Page:Féval - Les Habits noirs, 1863, Tome I.djvu/157

Le texte de cette page a été corrigé et est conforme au fac-similé.

Ces sauvages de notre civilisation sont prudents au milieu même de leur audace. Le cri de joie qui saluait la lune, c’est-à-dire le dehors, l’espace, la liberté, avait jailli de lui-même, mais ce fut l’affaire d’un instant. Notre homme n’était pas au bout de sa peine, il le savait, bien qu’il ne mesurât pas du premier coup toute la vanité de ses espoirs.

La tête avança avec précaution hors du trou et se pencha comme on fait pour sonder le vide. Évidemment, ce premier regard voulait mesurer une vaste profondeur ; il se heurta à la dalle éclairée et l’homme devint pâle.

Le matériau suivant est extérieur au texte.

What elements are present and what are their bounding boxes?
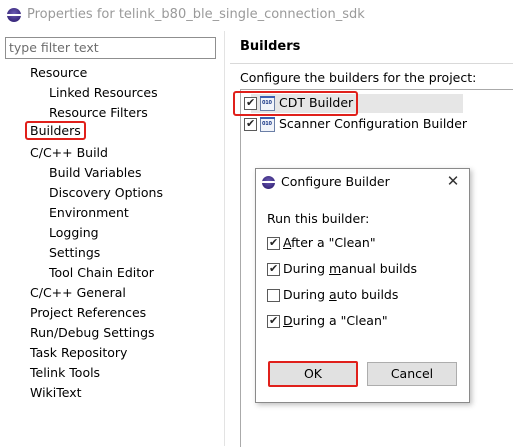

Il releva les yeux ; il vit seulement alors qu’entre lui et la lune qui venait de l’éblouir, il y avait une fenêtre, fermée par des barreaux de fer.

Un blasphème sourd sortit de sa gorge. Le sang lui monta au visage.

« Chien de sort ! grommela-t-il ; je n’ai fait que changer de cage ! »

Les veines de son front se câblèrent, pris qu’il était d’une colère folle. Puis la pâleur revint plus terreuse à ses traits que le découragement affaissait.

« N, i, ni, c’est fini ! dit-il encore. D’ici deux heures, je n’ai pas le temps de percer l’autre muraille ! »

Il fit un mouvement pour se retirer. Sa face peignait l’angoisse de la bête fauve acculée. Au moment où il allait disparaître dans l’ombre du trou, l’homme sembla se raviser ; un effort brusque remit sa tête au niveau de l’ouverture, en pleine lumière, et ses yeux élargis s’attachèrent fixement sur les barreaux même de la lucarne.

L’espoir naissait, un grand et subit espoir ; sa bouche épaisse eut comme un sourire, et des gouttes de sueur brillèrent à ses tempes.